Wednesday, January 23 15:18:00
Any shift in Britain's relationship with the EU could have massive economic implications for Ireland, according to employers group, IBEC today.
The statement was in reaction to UK Prime Minister David Cameron's long-awaited speech on Britain's future relationship with the EU, which has sent shock waves across Europe.
IBEC CEO Danny McCoy said: "Ireland has a unique economic relationship with the UK. Britain is our most important trading partner and we have a shared consumer market. On many issues Britain is our closest ally in Europe. Any shift in Britain's relationship with the EU could have massive economic implications for Ireland.
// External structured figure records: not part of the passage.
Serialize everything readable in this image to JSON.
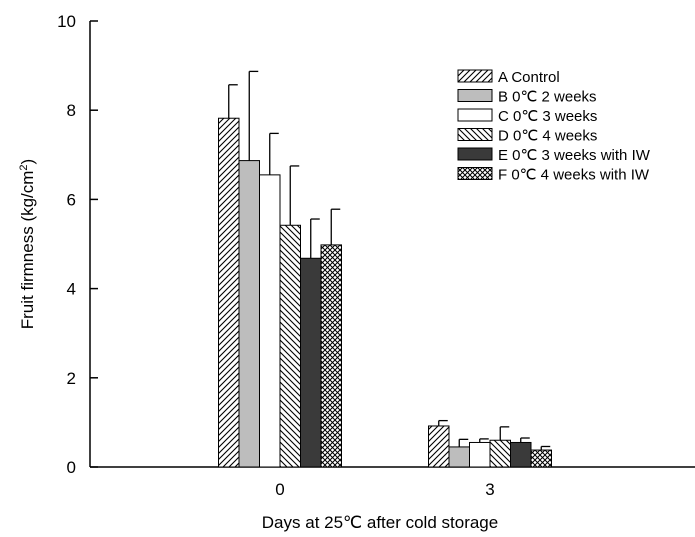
{
  "chart_data": {
    "type": "bar",
    "xlabel": "Days at 25℃  after cold storage",
    "ylabel": "Fruit firmness (kg/cm",
    "ylabel_superscript": "2",
    "ylabel_suffix": ")",
    "ylim": [
      0,
      10
    ],
    "yticks": [
      "0",
      "2",
      "4",
      "6",
      "8",
      "10"
    ],
    "categories": [
      "0",
      "3"
    ],
    "legend_position": "top-right",
    "grid": false,
    "series": [
      {
        "name": "A  Control",
        "pattern": "diag-right",
        "values": [
          7.82,
          0.92
        ],
        "errors": [
          0.75,
          0.12
        ]
      },
      {
        "name": "B  0℃  2 weeks",
        "pattern": "gray",
        "values": [
          6.87,
          0.45
        ],
        "errors": [
          2.0,
          0.17
        ]
      },
      {
        "name": "C  0℃  3 weeks",
        "pattern": "white",
        "values": [
          6.55,
          0.55
        ],
        "errors": [
          0.93,
          0.08
        ]
      },
      {
        "name": "D  0℃  4 weeks",
        "pattern": "diag-left",
        "values": [
          5.42,
          0.6
        ],
        "errors": [
          1.33,
          0.3
        ]
      },
      {
        "name": "E  0℃  3 weeks with IW",
        "pattern": "dark",
        "values": [
          4.68,
          0.55
        ],
        "errors": [
          0.88,
          0.1
        ]
      },
      {
        "name": "F  0℃  4 weeks with IW",
        "pattern": "cross",
        "values": [
          4.98,
          0.38
        ],
        "errors": [
          0.8,
          0.08
        ]
      }
    ]
  }
}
Irish business is best served by an EU with full and active British participation."
Earlier today, the Tanaiste, Eamonn Gilmore, said that the EU is "better with Britain in it" and that Britain is better off in the EU than outside it.
"We want to see Britain as a fully engaged member of the European Union. It is important our focus doesn't get deflected into debate about who is in or who is out."
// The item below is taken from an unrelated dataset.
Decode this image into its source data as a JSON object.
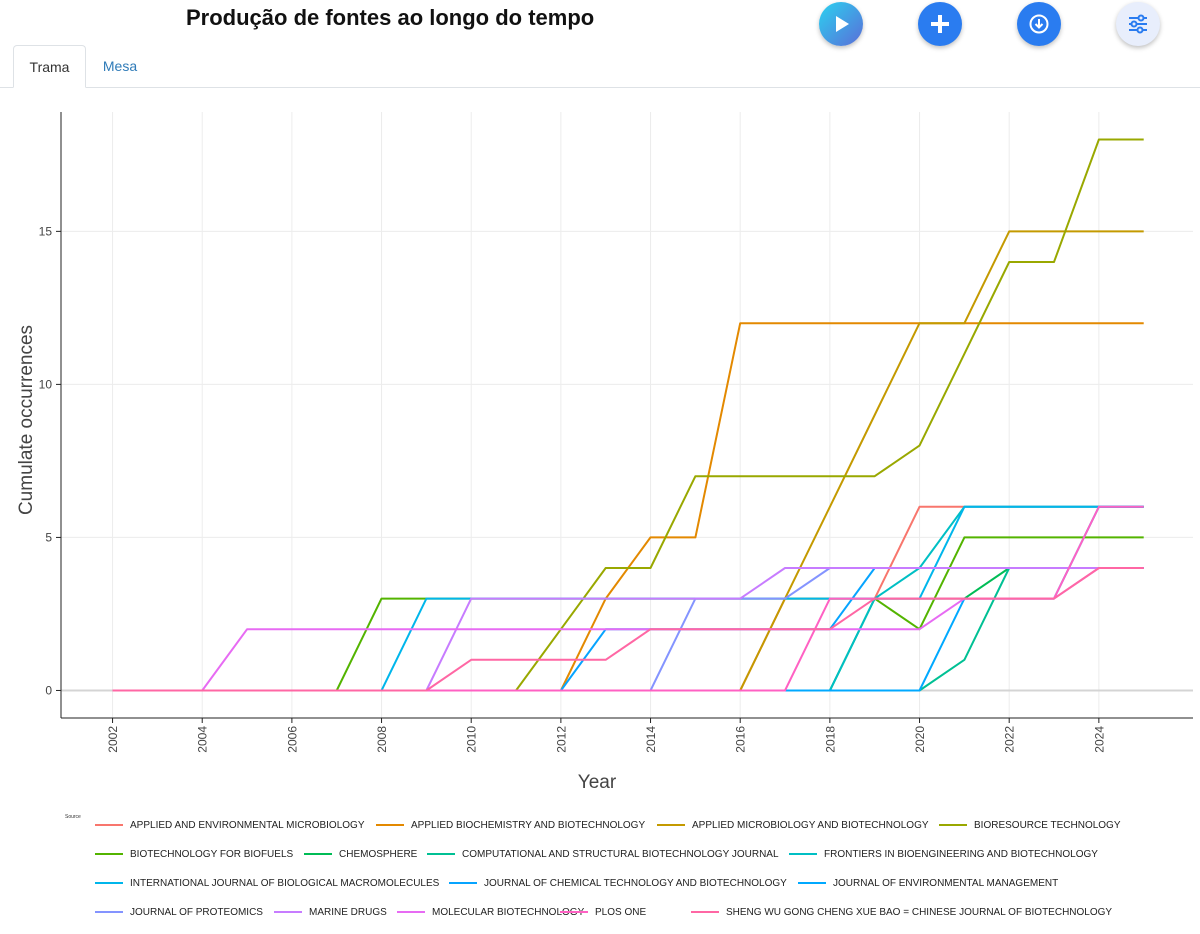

Mr Cameron earlier told the BBC that he is committed to a referendum asking a simple "in or out" question to the electorate and that he would give his full support to an "in" campaign but only after the EU agrees to fundamental treaty changes.
He refused to be pinned down on whether he would campaign for an "out" vote if this wasn't possible.
European officials and diplomats were left scratching their heads after David Cameron's big speech today, expressing confusion about how and when the prime minister expects to overhaul Britain's ties to the European Union.
Cameron promised voters an in/out referendum on British membership of the EU if he is re-elected in 2015, saying the referendum would take place by the end of 2017, once Britain has re-negotiated its relationship with the EU.
It may have been what eurosceptics in his Conservative party, and the wider British public, wanted to hear, but it is anything but a straightforward process, and not one that Britain can decide alone.
It needs allies if it wants to distance itself.
Leaving aside the fact that Cameron, down in opinion polls, would need to be re-elected first, the critical question is whether the 26 other EU member states -- or 27 once Croatia joins later this year -- would want to renegotiate the EU treaty, the framework that binds them together.
Fundamental changes to the treaty of the kind that Cameron is hinting at would require support for what is known in EU parlance as a European Convention.
Under EU rules, a simple majority of member states have to be in favour of calling a Convention, so at least 15 countries once Croatia has joined. That is the first hurdle and one Britain might not manage to clear.
If there is a majority in favour of a convention, the EU would begin a long and complex legal and political process involving all member states, the European Parliament, national parliaments and the European Commission.